Im Schwarzmeerraum und Teilen Osteuropas schreitet die Feldarbeit in der frühen Saison voran, aber die Märkte werden genau auf Niederschläge und Temperaturmuster im Mai-Juni während der Aussaat und Emergenz achten. Für den Moment ist kein großes wetterbedingtes Schockrisiko für Sonnenblumen eingepreist, aber Risiko-Prämien könnten sich schnell ausweiten, wenn anhaltende Trockenheit oder übermäßige Feuchtigkeit das Ertragspotenzial in wichtigen Produktionsregionen bedrohen.

📆 Handelsausblick & 3-Tage Preisprognose

  • Produzenten: Ziehen Sie in Betracht, inkrementelle Hedging-Maßnahmen für Altbestände von Sonnenblumenkerne auf dem aktuellen Niveau zu ergreifen, da die starken Rohöl- und pflanzlichen Ölpreise die Verarbeitungsnachfrage unterstützen, jedoch reichhaltige globale Proteinpflanzen in der kurzen Frist weiteres Aufwärtspotenzial begrenzen könnten.
  • Mühlenbetreiber: Halten Sie ausgewogene Deckung für Mai–Juli; die enge Verfügbarkeit spricht für die Sicherung minimaler Mengen, während wettbewerbsfähige Angebote im Schwarzmeer und die schnelle Sojabohnensaat den Bedarf an aggressivem Zukunftsvertrieb begrenzen.
  • Industrielle und Lebensmittelkäufer: Nutzen Sie kurzfristige Rückgänge, die mit Sojabohnen- oder Makrokorrekturen verbunden sind, um die Deckung für Sonnenblumenschalen und -öl bis ins dritte Quartal zu erweitern, während Sie Flexibilität für potenzielle wetterbedingte Rallyes später in der Saison erhalten.

In den nächsten drei Handelstagen wird erwartet, dass die Sonnenblumenpreisen an den wichtigen Börsen leicht fester bis seitwärts in EUR gehandelt werden, verfolgend die starken Energie- und pflanzlichen Ölmärkte.
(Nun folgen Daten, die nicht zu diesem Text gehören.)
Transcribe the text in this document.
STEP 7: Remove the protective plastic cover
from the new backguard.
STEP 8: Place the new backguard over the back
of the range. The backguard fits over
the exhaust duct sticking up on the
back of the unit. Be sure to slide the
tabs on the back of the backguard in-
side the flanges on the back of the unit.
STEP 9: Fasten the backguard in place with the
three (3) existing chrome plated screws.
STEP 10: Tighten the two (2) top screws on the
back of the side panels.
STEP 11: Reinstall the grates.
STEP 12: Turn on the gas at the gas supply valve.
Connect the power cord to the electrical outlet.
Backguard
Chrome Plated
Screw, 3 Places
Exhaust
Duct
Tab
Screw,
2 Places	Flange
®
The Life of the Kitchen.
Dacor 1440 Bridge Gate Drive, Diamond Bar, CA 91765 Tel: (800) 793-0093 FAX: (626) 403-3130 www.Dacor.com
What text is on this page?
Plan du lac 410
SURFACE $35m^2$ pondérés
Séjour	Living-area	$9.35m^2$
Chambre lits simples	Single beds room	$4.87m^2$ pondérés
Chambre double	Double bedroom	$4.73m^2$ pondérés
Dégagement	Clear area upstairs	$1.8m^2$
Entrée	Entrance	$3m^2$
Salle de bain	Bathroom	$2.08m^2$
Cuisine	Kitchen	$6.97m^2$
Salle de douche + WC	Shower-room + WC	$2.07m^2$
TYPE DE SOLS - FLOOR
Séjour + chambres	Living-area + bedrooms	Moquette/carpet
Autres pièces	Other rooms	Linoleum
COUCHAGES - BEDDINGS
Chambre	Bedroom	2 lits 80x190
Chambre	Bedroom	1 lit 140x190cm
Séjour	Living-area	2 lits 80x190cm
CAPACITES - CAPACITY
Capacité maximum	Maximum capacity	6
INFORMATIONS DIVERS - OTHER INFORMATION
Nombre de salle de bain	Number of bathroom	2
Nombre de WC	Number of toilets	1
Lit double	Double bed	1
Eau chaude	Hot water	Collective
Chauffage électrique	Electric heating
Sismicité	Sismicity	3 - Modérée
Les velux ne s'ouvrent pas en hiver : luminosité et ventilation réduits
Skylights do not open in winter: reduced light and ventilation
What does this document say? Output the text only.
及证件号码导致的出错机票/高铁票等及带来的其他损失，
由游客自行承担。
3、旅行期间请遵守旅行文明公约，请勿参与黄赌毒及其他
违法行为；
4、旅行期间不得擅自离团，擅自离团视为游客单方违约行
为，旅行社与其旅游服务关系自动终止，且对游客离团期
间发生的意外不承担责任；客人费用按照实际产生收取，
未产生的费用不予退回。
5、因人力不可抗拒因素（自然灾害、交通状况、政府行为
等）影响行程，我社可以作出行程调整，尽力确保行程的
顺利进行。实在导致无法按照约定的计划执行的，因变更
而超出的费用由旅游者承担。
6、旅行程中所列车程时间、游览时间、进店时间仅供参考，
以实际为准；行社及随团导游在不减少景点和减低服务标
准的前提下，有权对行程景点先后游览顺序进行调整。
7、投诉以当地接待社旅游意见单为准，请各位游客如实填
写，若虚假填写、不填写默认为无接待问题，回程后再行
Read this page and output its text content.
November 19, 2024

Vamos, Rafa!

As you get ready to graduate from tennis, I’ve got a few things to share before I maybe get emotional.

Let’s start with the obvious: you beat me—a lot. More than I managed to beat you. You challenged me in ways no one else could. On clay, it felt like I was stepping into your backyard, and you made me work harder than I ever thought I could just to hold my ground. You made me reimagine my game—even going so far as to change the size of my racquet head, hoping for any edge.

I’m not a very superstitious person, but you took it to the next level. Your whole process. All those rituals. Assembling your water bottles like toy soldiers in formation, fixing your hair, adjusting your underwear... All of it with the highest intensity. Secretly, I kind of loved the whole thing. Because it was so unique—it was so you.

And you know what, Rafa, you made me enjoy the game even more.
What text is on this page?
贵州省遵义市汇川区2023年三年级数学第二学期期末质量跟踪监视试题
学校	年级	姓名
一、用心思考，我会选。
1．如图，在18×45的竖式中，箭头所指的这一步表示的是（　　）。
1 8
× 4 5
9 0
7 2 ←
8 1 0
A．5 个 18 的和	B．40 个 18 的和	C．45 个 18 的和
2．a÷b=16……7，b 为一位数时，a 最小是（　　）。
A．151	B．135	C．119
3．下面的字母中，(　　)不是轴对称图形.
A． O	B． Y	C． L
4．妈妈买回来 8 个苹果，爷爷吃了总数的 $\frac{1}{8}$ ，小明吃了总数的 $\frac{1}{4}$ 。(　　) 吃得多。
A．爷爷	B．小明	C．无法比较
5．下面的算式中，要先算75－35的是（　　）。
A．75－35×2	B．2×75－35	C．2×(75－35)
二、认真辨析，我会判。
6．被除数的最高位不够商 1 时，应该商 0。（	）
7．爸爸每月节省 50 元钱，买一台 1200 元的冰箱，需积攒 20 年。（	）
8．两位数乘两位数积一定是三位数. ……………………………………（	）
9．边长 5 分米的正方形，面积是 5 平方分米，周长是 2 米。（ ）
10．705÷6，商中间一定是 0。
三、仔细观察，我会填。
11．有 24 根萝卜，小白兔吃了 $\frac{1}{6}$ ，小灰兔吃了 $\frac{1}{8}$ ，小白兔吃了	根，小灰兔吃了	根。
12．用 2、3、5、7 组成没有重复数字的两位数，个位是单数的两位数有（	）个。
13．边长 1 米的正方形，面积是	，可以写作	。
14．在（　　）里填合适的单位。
Die SAFEX-Sonnenblumenfutures dürften sich in der Nähe der aktuellen ZAR-Niveaus konsolidieren, was in eine mild unterstützende Tonlage für globale Sonnenblumenwerte umgerechnet in EUR mündet, es sei denn, es kommt zu einer scharfen Wende bei Rohöl oder der makroökonomischen Stimmung.